Concerns about Tether’s solvency resurfaced after BitMEX founder Arthur Hayes warned the stablecoin issuer could be in trouble if its reserve assets plunged. In a Dec. 5 market update, CoinShares head of research James Butterfill pushed back, calling those fears “misplaced.”
Butterfill cited Tether’s latest attestation showing roughly $181 billion in reserves against about $174.45 billion in liabilities, leaving an estimated surplus near $6.8 billion. He noted that while stablecoin risks deserve attention, the current figures do not point to a systemic vulnerability.

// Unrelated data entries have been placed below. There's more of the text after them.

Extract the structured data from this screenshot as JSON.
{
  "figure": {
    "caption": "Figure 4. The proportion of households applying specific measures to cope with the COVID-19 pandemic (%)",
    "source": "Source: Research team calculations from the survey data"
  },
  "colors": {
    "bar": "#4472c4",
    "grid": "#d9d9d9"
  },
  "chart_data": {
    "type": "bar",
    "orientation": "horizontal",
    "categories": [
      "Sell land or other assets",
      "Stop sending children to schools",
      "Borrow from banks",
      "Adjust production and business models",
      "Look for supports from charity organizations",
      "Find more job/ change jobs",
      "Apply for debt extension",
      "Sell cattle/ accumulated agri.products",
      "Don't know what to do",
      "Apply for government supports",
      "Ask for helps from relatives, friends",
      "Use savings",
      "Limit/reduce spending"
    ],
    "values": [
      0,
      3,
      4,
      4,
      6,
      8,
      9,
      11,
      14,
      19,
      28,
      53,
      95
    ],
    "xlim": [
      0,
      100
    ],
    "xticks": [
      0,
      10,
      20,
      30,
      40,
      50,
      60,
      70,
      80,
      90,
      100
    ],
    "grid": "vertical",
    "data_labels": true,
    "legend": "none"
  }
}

Hayes has argued Tether is effectively running a large interest-rate-style position and that a 30% decline in its Bitcoin and gold holdings would erase equity and render USDT technically insolvent. Bitcoin and gold make up significant portions of Tether’s reported reserves, and the company has increased its gold exposure in recent years.
S&P Global recently downgraded USDT’s ability to defend its dollar peg, citing exposure to what it calls higher-risk assets including gold, loans and Bitcoin. Tether CEO Paolo Ardoino dismissed the downgrade as Tether FUD, pointing to the third-quarter attestation in the company’s defense.
Tether remains highly profitable, reportedly generating about $10 billion in the first three quarters of the year. It is the largest stablecoin by circulation, with roughly $185.5 billion in USDT outstanding and an estimated 59% market share according to CoinMarketCap.